People whale watching, for example, are spending over $1 billion a year on the activity, benefiting close to 500 communities globally, according to the report Wildlife Watching and Tourism.

“Indeed, the report goes further, showing that a far wider range of species are attracting tourists and sight seers: from bats and butterflies in the United States up to sting rays in the Cayman Islands,” Mr. Hepworth added.

But, the report notes, visitors can cause changes in animal behaviour and physiology, including increased levels of stress hormones in the blood and reduced time spent feeding or resting, and excessive visitation can damage habitats such as coral reefs or turtle nesting sites.

Some birds can be highly sensitive to noise, flash photography, and brightly coloured clothing. Glow worms reduce intensity of their glow – used to attract other insects – if caught in torchlight beams used to guide tourists on glow-worm watching tours.

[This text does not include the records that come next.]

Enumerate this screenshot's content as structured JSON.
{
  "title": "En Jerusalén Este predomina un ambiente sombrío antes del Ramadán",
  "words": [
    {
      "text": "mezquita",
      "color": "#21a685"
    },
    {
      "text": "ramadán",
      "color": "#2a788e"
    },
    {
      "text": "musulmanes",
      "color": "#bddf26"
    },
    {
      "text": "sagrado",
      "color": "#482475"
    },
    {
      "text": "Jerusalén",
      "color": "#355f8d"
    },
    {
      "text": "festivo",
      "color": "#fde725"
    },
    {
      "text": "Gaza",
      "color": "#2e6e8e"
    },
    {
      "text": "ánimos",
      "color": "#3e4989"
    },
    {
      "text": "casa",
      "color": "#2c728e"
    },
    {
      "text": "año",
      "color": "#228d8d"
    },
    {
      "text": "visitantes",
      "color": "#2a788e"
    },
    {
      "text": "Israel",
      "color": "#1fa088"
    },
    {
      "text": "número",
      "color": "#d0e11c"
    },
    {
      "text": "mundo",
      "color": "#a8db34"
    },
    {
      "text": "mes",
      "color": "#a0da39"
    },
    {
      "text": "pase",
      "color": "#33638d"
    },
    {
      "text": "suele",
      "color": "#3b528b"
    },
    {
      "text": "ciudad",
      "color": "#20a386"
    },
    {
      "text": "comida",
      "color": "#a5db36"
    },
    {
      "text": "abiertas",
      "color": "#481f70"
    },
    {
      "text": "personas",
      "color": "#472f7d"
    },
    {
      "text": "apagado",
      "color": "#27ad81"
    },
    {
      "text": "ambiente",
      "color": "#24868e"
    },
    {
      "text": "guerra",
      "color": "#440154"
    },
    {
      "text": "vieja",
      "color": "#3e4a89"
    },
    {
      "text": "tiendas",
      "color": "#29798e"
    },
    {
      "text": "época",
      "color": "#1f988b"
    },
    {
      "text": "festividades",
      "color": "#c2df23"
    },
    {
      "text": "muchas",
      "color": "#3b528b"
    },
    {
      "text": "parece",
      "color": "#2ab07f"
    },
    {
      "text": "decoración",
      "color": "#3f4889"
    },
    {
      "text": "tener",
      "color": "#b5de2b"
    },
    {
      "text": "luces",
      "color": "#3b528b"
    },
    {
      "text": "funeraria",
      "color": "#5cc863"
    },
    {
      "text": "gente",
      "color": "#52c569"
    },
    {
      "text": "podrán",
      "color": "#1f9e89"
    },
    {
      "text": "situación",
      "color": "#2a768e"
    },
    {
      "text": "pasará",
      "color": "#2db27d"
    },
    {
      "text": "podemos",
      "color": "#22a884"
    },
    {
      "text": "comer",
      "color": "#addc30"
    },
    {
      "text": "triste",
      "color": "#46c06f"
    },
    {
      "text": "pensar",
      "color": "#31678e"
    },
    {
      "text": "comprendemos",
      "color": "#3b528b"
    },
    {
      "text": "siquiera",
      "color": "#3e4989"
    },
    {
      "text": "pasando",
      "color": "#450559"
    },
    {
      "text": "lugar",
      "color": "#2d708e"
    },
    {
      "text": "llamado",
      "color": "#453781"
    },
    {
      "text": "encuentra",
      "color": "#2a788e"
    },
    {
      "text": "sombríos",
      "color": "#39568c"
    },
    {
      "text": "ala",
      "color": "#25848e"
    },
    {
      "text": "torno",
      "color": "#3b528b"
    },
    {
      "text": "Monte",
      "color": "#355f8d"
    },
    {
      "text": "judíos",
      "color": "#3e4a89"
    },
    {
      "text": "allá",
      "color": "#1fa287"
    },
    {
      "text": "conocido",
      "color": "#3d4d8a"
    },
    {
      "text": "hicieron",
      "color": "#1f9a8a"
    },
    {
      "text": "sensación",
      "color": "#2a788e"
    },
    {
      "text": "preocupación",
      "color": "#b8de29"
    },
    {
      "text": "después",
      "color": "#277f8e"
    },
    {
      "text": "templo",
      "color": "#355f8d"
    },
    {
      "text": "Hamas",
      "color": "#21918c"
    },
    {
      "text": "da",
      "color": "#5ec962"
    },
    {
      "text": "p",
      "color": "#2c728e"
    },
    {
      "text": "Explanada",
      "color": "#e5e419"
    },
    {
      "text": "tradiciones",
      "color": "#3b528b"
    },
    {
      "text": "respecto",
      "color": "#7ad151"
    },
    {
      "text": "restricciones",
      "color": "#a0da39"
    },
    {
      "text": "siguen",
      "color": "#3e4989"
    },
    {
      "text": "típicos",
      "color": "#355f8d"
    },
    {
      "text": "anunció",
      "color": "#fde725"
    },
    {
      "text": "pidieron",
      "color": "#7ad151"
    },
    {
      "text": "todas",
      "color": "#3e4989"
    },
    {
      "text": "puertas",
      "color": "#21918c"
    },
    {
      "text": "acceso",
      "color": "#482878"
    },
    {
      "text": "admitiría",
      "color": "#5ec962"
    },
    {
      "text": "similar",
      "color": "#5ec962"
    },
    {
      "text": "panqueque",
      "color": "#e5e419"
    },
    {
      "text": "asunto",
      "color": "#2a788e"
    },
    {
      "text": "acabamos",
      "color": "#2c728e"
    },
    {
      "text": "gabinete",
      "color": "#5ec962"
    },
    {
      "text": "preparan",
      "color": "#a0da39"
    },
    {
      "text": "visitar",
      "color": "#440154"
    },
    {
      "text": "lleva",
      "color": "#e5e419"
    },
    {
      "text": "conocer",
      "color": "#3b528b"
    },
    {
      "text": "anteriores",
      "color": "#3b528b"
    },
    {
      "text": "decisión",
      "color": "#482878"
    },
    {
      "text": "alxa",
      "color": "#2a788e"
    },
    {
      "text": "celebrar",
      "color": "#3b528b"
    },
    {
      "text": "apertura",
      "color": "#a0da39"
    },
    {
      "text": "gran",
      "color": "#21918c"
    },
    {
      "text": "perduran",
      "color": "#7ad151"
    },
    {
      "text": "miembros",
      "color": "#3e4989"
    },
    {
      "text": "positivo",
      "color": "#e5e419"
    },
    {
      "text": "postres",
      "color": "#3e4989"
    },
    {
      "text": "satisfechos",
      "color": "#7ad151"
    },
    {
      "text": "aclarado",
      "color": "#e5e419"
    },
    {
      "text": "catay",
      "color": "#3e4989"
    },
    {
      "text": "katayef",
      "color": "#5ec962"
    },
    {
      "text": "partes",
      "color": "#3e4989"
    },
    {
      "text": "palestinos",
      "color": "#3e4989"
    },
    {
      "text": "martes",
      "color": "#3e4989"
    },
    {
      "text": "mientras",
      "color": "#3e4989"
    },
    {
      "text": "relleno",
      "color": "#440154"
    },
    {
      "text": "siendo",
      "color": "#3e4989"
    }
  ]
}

Recommendations on how best to promote environmentally, economically and socially sound wildlife watching include zoning schemes, special management areas, fee programmes and visitors schemes meant to regulate the activity on a broader scale.

“The motto ‘Watch – Don’t Touch’ might sum up the advice emerging from this research,” the coordinator of CMS’s wildlife watching initiative, Paola Deda, said.

“Tourists need to also respect basic rules. These include: no physical contact with animals, safety distances and no visits if you are ill, up to the removal of litter and the sensible use of flash photography. This should be accompanied by careful planning on the part of the responsible local or national authorities,” she added.